Microsoft has nixed the registration requirement for the Office for Android Tablet preview, the company announced in a Jan. 6 blog post.
"Starting today, anyone can go to Google Play and download the Word, Excel and PowerPoint preview apps," stated Microsoft. "No waitlist. No requesting access. Just go and download the apps!"
Launched two months ago, the program was designed to gather feedback for Office's (Word, Excel and PowerPoint) leap to tablets powered by Google's popular Android mobile operating system (OS). The move follows last year's launch of the long-awaited Office for iPad apps.
As part of the Redmond, Wash.-based company's "mobile-first, cloud-first" product strategy, Microsoft has been on a mission to expand the reach of Office productivity software ecosystem by supporting rival OS platforms and providing more functionality at no cost.
"With Office on nearly every device, it's incredibly important to us that customers have a consistent experience and the ability to do more—anywhere and everywhere," Microsoft Office Corporate Vice President John Case said in a Nov. 6 statement. "So, starting today, people can create and edit Office content on iPhones, iPads, and soon, Android tablets using Office apps without an Office 365 subscription."

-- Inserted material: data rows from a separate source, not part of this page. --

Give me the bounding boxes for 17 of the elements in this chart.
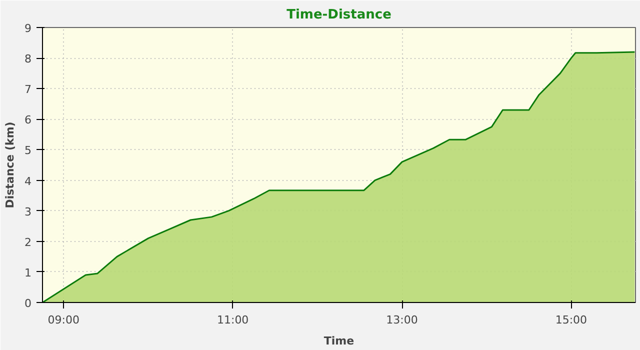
y-tick-label: 6 <box>24 114 32 127</box>
x-tick-label: 11:00 <box>216 314 249 326</box>
y-tick-label: 3 <box>24 205 32 218</box>
chart-title: Time-Distance <box>286 8 392 22</box>
x-tick-label: 13:00 <box>386 314 418 326</box>
y-tick-label: 4 <box>24 174 32 188</box>
y-tick-label: 8 <box>24 52 32 66</box>
x-axis-title: Time <box>324 334 354 348</box>
y-tick-label: 2 <box>24 236 32 249</box>
y-tick-label: 9 <box>24 22 32 35</box>
x-tick-label: 15:00 <box>555 314 588 326</box>
y-axis-title: Distance (km) <box>4 122 16 208</box>
y-tick-label: 0 <box>24 297 32 310</box>
y-tick-label: 7 <box>24 83 32 96</box>
y-tick-label: 1 <box>24 266 32 280</box>
x-tick-label: 09:00 <box>48 314 80 326</box>
y-tick-label: 5 <box>24 144 32 158</box>
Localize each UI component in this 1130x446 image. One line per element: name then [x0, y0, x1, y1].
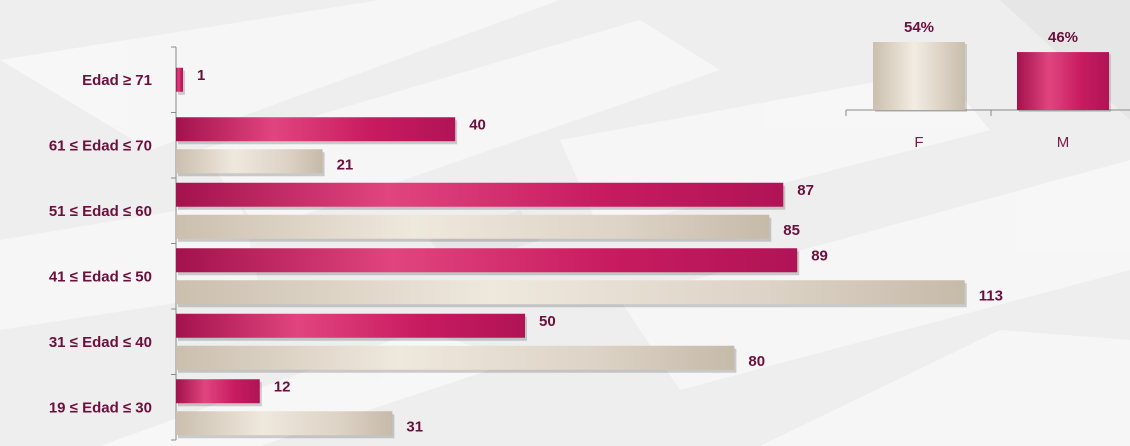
- bar-value-label: 89: [811, 247, 828, 264]
- bar-value-label: 12: [274, 378, 291, 395]
- category-label: 41 ≤ Edad ≤ 50: [49, 268, 152, 285]
- bar-series-1: [176, 67, 183, 92]
- bar-value-label: 80: [748, 353, 765, 370]
- bar-series-1: [176, 313, 525, 338]
- bar-value-label: 85: [783, 222, 800, 239]
- bar-series-1: [176, 182, 784, 207]
- bar-f: [873, 42, 965, 110]
- inset-value-label: 54%: [904, 19, 934, 36]
- category-label: Edad ≥ 71: [82, 72, 152, 89]
- bar-series-2: [176, 214, 770, 239]
- bar-series-2: [176, 345, 735, 370]
- bar-value-label: 113: [979, 287, 1003, 304]
- bar-series-1: [176, 379, 260, 404]
- category-label: 61 ≤ Edad ≤ 70: [49, 137, 152, 154]
- inset-value-label: 46%: [1048, 29, 1078, 46]
- bar-value-label: 40: [469, 116, 486, 133]
- category-label: 51 ≤ Edad ≤ 60: [49, 203, 152, 220]
- bar-series-1: [176, 117, 456, 142]
- bar-series-2: [176, 280, 965, 305]
- bar-series-1: [176, 248, 798, 273]
- bar-value-label: 50: [539, 313, 556, 330]
- inset-category-label: F: [914, 134, 923, 151]
- bar-value-label: 31: [406, 418, 423, 435]
- inset-category-label: M: [1057, 134, 1070, 151]
- bar-series-2: [176, 149, 323, 174]
- bar-value-label: 87: [797, 182, 814, 199]
- category-label: 19 ≤ Edad ≤ 30: [49, 399, 152, 416]
- bar-series-2: [176, 411, 393, 436]
- bar-value-label: 21: [337, 156, 354, 173]
- bar-value-label: 1: [197, 67, 205, 84]
- bar-m: [1017, 52, 1109, 110]
- category-label: 31 ≤ Edad ≤ 40: [49, 334, 152, 351]
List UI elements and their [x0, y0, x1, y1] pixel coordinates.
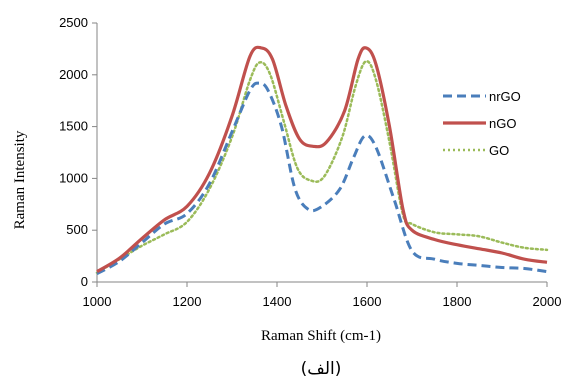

The approach seems to be paying off. Office for iPad has racked up more than 40 million downloads as of November, according to Case.
The first round of the Office for Android Tablet required users to own a tablet powered by Android 4.4, "KitKat". Now, Microsoft is widening the net.
"We want more feedback from more users to ensure that Office apps work well on a range of different Android tablets before launching the official apps," stated Microsoft. "To participate in the preview, you can use an ARM-based Android tablet running KitKat or Lollipop, with a screen size between 7 and 10.1 inches." Owners of tablets that run Android 4.3, "Jelly Bean", or below are out of luck.
Android "Lollipop," or version 5.0 of the OS, ushers in a wide range new features and enhancements, including support for wearables, improved touch responsiveness and tweaks that leverage the extra screen real estate provided by tablets. Google's well-regarded Nexus 9 tablet, built in partnership with HTC, and Nokia's first Android tablet, the N1 (pictured), both run Lollipop.
Specifying the ARM processor requirement may seem odd at first, given that the chip designer's technology dominates the market for both smartphones and tablets. However, Microsoft's blog post suggests that its Office apps don't yet work well, if at all, on the latest crop of Intel-based Android tablets.
During the International Consumer Electronics Show in Las Vegas this week, Dell officially released the Venue 8 7000, a slim slate that the company is billing as the "world thinnest tablet." The 8.4-inch, Android 4.4 ("KitKat") computing slate, which is a scant 0.24 inches thick, packs a quad-core Intel Atom processor, up to 2.3GHz, and a 2,560-pixel by 1,600-pixel organic light-emitting diode (OLED) touch-screen.